Isso é legal, o processo não tem de ser público?
Eu acho que sim, mas está protegido. Como está protegido o depoimento prestado por Ramiro Moreira a uma das comissões ao acidente/atentado de Camarate. O depoente só aceitou fazer o depoimento quando lhe garantiram que nunca seria tornado público. Se pedir à Assembleia da República, a resposta que lhe vão dar é que o Ramiro tem de autorizar. Aliás, há muitas atas dessa comissão que são impossíveis de conseguir. Isto é tudo formalmente legal. Mas, para mim, isso é uma privatização da memória pública. Legitima que se possa pensar que isto não é por acaso: se calhar, sabendo-se tudo sobre a “rede bombista”, algumas biografias vão ficar desfocadas. 
Já teve algumas reações?
Há muitas. Gente que leu e ficou impressionada com o grau de envolvimento de parte dos políticos nestes acontecimentos, mas ameaças e outras coisas não me têm feito chegar. 
Bastante mais calmo do que seria há alguns anos. Conseguiu falar com os Corrécios?
Mais uma vez, houve a possibilidade de falar com o Eduardo Corrécio, mas eu obtive muita documentação sobre o processo e sobre as investigações, e não insisti porque, mais uma vez, não tinha qualquer garantia da fiabilidade dos depoimentos que conseguisse obter. Confio mais naquilo que foi dito na época do que na reescrita que fizeram depois. O Ramiro Moreira é um bom exemplo disso: eu li todas as entrevistas que ele deu, li muita documentação, cartas pessoais, coisas que nunca vieram a público, elementos do processo, e isso é bastante mais fiável do que a reescrita que ele faz da história e da sua participação nesses acontecimentos que fez nas suas últimas entrevistas.

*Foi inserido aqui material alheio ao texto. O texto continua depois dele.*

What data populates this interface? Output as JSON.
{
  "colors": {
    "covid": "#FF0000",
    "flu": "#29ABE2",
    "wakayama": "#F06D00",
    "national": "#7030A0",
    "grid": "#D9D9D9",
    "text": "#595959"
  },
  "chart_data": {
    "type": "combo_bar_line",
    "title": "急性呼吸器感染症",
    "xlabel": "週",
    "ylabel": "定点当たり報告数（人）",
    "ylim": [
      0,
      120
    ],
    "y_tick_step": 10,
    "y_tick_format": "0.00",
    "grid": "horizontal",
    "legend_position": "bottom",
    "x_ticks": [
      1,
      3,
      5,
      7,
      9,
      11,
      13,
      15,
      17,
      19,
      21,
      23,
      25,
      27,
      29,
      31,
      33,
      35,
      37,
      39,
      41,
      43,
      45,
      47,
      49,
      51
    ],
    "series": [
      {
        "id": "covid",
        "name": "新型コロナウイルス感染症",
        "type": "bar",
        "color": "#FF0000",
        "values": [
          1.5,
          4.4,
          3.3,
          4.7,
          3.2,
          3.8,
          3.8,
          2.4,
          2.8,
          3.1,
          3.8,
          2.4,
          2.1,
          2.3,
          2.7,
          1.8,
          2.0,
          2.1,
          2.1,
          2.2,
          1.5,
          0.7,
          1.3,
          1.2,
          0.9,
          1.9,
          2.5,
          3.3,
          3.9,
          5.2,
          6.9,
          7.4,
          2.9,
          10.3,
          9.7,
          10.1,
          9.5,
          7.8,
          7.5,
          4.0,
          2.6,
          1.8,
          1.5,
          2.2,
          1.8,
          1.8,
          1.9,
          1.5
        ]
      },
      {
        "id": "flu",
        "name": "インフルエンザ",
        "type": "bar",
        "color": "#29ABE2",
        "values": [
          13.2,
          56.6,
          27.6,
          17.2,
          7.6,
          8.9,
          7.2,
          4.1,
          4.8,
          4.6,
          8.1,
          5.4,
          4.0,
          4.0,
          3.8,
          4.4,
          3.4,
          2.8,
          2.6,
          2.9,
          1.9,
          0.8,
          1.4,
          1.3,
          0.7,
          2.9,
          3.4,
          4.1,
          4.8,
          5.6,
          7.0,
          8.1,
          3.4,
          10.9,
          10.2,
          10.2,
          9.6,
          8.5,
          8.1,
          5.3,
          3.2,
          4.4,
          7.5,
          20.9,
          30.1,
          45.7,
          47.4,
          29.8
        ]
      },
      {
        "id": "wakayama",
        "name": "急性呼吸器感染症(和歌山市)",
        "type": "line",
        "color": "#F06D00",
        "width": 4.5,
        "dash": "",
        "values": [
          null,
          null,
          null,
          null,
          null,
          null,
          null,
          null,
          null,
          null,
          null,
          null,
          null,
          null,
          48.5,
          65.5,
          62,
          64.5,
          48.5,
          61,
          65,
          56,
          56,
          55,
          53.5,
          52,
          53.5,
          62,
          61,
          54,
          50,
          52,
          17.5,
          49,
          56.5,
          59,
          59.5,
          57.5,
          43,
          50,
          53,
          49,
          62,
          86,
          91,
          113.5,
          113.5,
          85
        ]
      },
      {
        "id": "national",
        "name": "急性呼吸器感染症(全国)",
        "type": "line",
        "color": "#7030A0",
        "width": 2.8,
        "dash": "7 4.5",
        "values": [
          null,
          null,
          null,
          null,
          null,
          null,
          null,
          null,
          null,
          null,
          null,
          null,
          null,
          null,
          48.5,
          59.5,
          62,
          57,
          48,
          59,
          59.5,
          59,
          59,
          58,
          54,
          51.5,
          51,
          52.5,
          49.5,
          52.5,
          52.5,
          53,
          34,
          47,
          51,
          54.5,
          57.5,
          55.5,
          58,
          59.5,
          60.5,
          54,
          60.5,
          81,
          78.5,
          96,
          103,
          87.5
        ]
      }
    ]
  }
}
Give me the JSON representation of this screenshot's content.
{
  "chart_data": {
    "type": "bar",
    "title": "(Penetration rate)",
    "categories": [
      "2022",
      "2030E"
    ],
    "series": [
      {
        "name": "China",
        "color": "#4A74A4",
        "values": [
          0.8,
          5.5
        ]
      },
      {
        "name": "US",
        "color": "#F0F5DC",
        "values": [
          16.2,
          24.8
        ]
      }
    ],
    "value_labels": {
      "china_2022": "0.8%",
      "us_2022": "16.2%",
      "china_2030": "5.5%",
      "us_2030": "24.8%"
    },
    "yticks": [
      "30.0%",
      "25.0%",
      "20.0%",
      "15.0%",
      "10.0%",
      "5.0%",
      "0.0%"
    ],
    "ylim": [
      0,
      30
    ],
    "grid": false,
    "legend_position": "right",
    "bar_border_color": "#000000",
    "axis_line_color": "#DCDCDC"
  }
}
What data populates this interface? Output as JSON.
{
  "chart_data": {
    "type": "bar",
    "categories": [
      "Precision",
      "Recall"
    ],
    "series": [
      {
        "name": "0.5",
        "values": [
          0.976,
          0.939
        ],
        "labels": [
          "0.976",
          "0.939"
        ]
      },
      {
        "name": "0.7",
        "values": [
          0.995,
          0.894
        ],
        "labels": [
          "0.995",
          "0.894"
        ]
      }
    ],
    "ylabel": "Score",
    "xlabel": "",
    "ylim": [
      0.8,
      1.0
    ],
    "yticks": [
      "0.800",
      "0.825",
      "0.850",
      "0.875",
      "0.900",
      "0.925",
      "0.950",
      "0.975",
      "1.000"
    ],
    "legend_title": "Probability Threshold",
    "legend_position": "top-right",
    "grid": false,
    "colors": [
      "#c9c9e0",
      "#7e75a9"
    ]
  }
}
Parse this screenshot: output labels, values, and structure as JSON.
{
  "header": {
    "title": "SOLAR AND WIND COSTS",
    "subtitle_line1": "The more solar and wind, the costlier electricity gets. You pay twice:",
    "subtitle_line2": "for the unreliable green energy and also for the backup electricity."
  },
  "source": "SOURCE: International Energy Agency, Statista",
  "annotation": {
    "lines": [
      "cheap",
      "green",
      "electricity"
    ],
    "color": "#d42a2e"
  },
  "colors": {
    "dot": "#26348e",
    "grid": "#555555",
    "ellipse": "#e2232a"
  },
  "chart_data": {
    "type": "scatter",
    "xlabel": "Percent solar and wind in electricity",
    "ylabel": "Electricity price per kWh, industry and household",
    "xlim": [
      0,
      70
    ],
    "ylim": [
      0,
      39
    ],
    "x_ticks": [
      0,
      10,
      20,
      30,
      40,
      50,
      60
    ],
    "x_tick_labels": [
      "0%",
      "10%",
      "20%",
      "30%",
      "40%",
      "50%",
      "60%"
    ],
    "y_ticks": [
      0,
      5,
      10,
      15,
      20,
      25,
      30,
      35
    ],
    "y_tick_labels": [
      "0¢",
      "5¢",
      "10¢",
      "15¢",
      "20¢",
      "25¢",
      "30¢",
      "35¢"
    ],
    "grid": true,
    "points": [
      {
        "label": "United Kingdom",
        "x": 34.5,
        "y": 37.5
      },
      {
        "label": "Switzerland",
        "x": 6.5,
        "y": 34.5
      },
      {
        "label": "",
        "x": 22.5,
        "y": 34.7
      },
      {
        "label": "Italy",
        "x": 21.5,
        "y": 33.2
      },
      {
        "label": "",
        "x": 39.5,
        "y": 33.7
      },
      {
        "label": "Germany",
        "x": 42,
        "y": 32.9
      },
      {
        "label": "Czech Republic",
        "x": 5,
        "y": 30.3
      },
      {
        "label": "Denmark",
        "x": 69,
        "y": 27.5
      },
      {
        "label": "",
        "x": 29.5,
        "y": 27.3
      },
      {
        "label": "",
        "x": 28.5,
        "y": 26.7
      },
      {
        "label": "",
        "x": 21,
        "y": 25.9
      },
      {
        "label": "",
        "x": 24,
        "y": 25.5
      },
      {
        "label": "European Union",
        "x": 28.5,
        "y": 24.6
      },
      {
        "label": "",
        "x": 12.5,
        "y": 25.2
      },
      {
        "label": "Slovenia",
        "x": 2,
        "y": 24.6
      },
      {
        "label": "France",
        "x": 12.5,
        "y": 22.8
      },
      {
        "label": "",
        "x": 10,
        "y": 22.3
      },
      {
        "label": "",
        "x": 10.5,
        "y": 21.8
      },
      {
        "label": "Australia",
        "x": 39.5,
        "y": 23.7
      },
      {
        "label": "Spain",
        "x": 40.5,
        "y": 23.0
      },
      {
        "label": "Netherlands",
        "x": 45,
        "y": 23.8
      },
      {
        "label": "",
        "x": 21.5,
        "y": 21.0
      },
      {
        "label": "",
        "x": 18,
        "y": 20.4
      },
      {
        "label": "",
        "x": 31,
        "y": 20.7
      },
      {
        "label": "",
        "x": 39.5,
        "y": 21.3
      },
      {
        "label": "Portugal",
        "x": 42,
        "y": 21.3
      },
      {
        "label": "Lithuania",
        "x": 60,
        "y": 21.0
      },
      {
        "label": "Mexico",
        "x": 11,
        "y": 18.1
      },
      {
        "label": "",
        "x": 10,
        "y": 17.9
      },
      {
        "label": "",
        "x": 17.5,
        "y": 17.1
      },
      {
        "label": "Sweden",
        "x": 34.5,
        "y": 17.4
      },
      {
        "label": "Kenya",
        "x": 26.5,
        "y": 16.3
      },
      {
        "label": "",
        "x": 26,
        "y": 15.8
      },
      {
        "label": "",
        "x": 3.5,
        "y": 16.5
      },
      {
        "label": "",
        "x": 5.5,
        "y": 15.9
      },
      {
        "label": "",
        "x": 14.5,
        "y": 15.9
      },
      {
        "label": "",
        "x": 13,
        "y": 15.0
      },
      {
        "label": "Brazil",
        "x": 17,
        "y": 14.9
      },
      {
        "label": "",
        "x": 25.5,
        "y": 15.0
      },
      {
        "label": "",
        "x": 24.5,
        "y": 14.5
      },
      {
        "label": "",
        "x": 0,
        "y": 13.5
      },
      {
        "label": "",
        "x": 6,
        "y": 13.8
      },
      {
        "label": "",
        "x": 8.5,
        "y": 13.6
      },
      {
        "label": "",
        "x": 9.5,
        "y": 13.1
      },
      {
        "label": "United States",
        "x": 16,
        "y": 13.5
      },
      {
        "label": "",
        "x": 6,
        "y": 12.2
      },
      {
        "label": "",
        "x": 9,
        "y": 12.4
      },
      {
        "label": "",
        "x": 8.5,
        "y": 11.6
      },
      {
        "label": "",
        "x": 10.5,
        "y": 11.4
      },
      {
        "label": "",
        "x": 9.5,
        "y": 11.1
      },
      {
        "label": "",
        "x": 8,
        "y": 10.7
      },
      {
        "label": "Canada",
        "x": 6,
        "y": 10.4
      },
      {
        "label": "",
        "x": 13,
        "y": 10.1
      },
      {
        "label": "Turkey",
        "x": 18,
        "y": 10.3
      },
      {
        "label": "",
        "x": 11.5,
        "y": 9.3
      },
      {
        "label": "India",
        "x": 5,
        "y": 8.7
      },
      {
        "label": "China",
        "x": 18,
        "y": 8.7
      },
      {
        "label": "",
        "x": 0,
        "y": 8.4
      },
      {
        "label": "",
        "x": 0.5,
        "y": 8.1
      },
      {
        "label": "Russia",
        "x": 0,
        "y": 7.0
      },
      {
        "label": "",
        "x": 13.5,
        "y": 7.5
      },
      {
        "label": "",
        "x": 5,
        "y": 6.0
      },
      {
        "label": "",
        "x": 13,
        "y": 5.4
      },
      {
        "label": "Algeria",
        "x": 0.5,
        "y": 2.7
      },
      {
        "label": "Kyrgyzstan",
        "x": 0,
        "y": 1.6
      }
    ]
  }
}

E o Ramiro Moreira terá lido o livro?
A única coisa é que o Ramiro Moreira ligou a um camarada de profissão que escreveu sobre o livro, dizendo, indignado, como é que essas coisas serão lembradas. Terá dito que não fez só coisas boas, mas porquê só lembrar coisas desse período. Não passou disso. O próprio depoimento do José Silva Santos no livro é um pouco exemplo deste estado de espírito: um homem que, no âmbito daquele processo, desmente tudo aquilo de que o acusam e, 40 anos depois, confirma tudo: “Sim, o carro foi armadilhado aqui, eu até fiz a ponte com a Igreja.” 
Agora, há outros, como o cônsul dos EUA no Porto, que, pelo seu depoimento, ficamos a saber que ele só organizava chás e sessões de relações públicas, e que nunca viu um espião da CIA...
O homem que está no centro do furacão e que garante que a sua vida não passava de jogar golfe. Mas é importante o seu depoimento estar aí. É o relato de alguém que tenta reescrever o sucedido, como quando ele diz que isto tudo não passou de uns tipos a baterem com o guarda-chuva na cabeça uns dos outros.